Closed mirh closed 1 year ago
On the games that do need a first time setup, there's a installscript_sdk.vdf
file in their install directory. That details what should be installed, but I don't see any flag to determine it has already been ran.
Maybe it works by scanning the registry? Deleting a game's prefix for instance (which is effectively deleting its "Windows installation") makes the script re-run again. It must be stored somewhere in there.
Nope, I'm not talking about steam knowing whatever redists were already installed (which yes, it is recorded in the registry).
If you follow my first link above, you see there must be some internal variable tracking whether the game was launched (or at least whether it has gone past the "runasadmin.vdf
" phase) at least once.
I'll grant this has actually more of a theoretical utility than practical, but still.. even after two years I'm still pretty salty about the absolute lack of documentation on the matter.
Ok I'm actually pretty stupid.
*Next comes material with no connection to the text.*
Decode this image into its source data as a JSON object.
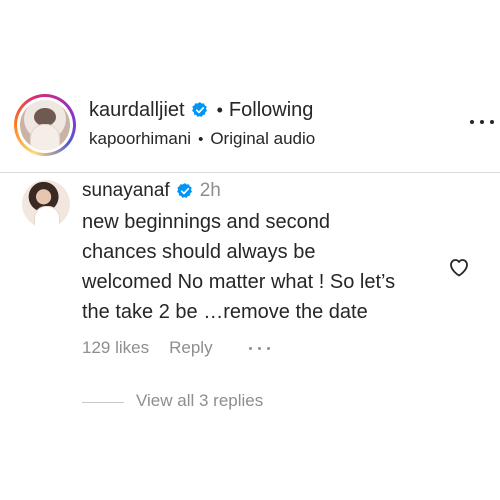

Yes, steam does remember "having already run once". But it's nothing permanent eventually, if you restart the client you'll be back to square one.
installscript.vdf
will run with all modifications of the world up to that, and then it will start to be rejected if it's not restored at least temporarily.
And for the inattentive eye, lack of issues in the long run (since the thing is effectively dead) is interpreted as "continuing to work".
Well, I don't really know what you're talking about, but glad you figured it out.
If you have just downloaded a game, installscript modifications won't work right off the bat because you need to run the vanilla thing at least once for the edited file not to be rejected.
I presumed this was related to some "first installation done, don't care about signature anymore" flag that gets toggled somewhere (because I was in a haste and pissed back then, and what else could make sense?) but there's no such a thing actually.
The moment you restart Steam, it will stop again to read the modded installscript (until the next "clean run" at least).
The difference doesn't really matter if your intent was just "neutralizing" harmful commands that you didn't want to have execute on every launch, but on the other hand if your aim was to positively always run something that wouldn't fly (thankfully your tool is exactly one of the possible workarounds in this case).
EDIT: ok I think I did eventually found the logics behind.. the steam service (presumably) keeps cached a whitelist of the first level of HKLM\Software
keys that signed installscripts have written to
Anyway on top of that I just further discovered another implementation quirk (documented nowhere else that I know).
If appinfo contains the installscriptoverride
config property, the game won't even be shipping the installscript as a file!
Or better yet, you do eventually get one where expected at install time, but this gets delivered straight out of the "install" section of appinfo (and any attempt of touching it on disk will be nullified, since it gets overridden every time).
For the moment I'm just throwing this out for the records, but perhaps in some future it might be of interest for the editor.
Hmm, so how does the override works? Do you need to put the contents of the override in the appinfo file itself? Or can you set a path and have it load that file? That could be interesting.
I imagine it'd be useful to have Steam install certain dependencies, like dotnet and whatnot, on games that do not install them by default, since that way you could then run modded installations or launchers that usually depend on these things. It'd be much easier.
Uh.. I didn't actually think this much through it. My use case was just 1. EA fucking up cdkeys init (but hopefully #28 is the better fix here) 2. experimenting with games settings.
I don't really know how the override works then (nor how many unholy signatures you'd have to adjust in order to edit it).
I can just (barely) tell you this is how Dishonored behaves (note how the install configuration could be parsed).
Instead of steamservice.exe running whatever pre-existing long-lasting file is specified in the extended_installscript
property, Steam.exe writes the thing to disk unconditionally on every single launch (well, at least those initiated from within the steam client/api, running directly the exe doesn't seem to trigger this) and then you have the usual functioning.
Proceeding even deeper down the rabbit hold from #28, Steam (or its affiliated service) must be storing a flag for whether they already run the first time setup or not.. somewhere I still haven't figured out the location.
@FatRodzianko or @aluigi may presumably have some extra insight.